Mais novo padre da Arquidiocese de
Vitória, Ruan Coutinho da Cruz herdou um cálice de prata que pertencia ao falecido padre Rômulo Neves Balestrero. O utensílio litúrgico tinha sido utilizado na primeira missa celebrada por Balestrero, em dezembro de 1954.
O cálice de prata foi dado ao neossacerdote nos momentos finais da cerimônia da sua ordenação presbiteral, presidida pelo
arcebispo dom Dario Campos neste sábado (28), no Santuário Bom Pastor, em Campo Grande.
O cálice repassado para o padre Ruan estava, desde 2008, ano da morte de padre Rômulo, sob os cuidados do padre Kelder Brandão. Este, por sua vez, recebeu o objeto litúrgico das mãos da irmã agostiniana Rita Cola, testamentária de padre Rômulo. Quem entregou o cálice para o padre Ruan, neste sábado, também foi a irmã Rita.
“O cálice tem um valor financeiro grande, mas também um enorme valor afetivo, histórico e simbólico, pois foi usado pelo padre Rômulo em sua primeira missa”, lembrou Kelder.

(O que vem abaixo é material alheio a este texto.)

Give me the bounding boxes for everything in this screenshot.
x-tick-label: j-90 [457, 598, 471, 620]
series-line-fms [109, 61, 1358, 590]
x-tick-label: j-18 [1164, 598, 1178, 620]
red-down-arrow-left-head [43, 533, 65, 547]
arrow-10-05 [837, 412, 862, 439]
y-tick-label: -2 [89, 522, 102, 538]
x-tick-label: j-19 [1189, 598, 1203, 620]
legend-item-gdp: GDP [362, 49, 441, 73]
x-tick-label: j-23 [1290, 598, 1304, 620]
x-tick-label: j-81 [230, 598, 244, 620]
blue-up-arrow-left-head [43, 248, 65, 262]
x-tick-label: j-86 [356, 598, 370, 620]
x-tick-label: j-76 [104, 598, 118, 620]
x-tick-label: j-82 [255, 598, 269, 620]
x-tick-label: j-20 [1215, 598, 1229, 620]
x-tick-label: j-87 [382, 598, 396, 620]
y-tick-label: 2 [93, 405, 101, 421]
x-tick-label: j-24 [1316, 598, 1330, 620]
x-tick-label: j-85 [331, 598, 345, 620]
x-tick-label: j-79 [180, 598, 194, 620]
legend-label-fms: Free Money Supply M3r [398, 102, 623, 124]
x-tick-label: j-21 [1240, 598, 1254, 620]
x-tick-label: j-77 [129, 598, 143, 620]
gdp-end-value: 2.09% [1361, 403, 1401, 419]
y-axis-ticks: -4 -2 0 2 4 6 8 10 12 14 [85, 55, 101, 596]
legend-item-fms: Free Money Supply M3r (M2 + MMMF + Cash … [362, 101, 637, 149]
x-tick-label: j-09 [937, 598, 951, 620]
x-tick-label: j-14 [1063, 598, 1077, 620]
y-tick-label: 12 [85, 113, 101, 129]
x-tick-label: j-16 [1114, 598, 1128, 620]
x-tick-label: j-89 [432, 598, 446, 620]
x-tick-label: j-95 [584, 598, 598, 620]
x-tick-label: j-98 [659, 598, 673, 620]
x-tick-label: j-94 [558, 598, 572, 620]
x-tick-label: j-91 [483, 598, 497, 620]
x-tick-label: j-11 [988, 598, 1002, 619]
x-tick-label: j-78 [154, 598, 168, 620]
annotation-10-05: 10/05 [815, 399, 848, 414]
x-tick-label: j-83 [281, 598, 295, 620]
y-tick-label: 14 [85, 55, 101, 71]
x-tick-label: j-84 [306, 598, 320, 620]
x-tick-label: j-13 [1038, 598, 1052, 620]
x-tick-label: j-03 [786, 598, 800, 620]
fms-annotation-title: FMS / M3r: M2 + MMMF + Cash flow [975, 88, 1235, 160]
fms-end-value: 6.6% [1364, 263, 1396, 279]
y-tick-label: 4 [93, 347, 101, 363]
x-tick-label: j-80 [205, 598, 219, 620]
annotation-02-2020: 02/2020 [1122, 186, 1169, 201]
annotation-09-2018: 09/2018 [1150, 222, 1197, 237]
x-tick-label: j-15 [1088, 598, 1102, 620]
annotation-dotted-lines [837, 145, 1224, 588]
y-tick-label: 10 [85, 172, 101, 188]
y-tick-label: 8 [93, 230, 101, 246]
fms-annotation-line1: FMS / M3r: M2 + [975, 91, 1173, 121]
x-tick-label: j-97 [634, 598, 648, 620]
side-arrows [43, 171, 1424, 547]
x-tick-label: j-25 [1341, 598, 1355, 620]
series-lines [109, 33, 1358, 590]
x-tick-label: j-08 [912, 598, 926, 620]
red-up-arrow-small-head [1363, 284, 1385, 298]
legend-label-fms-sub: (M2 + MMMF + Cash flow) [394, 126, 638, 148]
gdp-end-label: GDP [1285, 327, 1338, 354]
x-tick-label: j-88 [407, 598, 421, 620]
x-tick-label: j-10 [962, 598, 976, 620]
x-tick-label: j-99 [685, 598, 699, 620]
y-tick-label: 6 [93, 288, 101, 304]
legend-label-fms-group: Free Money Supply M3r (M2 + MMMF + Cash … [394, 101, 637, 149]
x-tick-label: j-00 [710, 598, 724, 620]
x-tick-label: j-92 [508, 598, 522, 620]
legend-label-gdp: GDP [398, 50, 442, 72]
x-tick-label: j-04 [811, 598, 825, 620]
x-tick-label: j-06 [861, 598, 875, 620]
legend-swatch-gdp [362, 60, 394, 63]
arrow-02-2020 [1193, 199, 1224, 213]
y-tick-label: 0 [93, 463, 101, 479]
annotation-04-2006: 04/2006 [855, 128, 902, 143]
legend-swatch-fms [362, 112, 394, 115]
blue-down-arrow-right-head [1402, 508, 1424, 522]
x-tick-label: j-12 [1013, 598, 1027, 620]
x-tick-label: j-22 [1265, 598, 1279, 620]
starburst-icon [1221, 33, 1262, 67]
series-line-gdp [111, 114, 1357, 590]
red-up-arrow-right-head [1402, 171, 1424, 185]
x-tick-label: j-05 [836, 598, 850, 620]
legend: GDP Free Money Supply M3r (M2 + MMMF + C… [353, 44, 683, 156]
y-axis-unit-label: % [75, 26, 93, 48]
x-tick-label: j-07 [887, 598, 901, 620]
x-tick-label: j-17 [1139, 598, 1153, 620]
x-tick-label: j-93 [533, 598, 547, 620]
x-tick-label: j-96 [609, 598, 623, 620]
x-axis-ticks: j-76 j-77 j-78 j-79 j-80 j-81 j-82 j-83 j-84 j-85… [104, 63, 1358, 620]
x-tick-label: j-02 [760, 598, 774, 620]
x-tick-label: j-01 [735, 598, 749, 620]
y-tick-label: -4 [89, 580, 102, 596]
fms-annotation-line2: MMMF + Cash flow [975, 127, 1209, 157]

Para o pároco de Itararé, a ordenação de Ruan é um momento muito importante para a Igreja de Vitória: ““Ele é um rapaz que foi criado sob os ensinamentos deixados por padre Gabriel Maire (já falecido) para a sua família. A mãe do Ruan frequentava a comunidade e cortava os cabelos do padre, quando se casou e concebeu o Ruan”, contou Kelder.
Ruan afirmou que o cálice será muito importante na sua vida sacerdotal: “Fiquei muito emocionado ao receber esta lembrança tão significativa. Pra mim representa que estou recebendo o mesmo chamado que padre Rômulo recebeu àquela época, o de se oferecer em sacrifício para a santificação do povo. Além disso, é uma honra ter comigo um utensílio que foi de alguém tão importante para a história da paróquia e da própria cidade de Cariacica”.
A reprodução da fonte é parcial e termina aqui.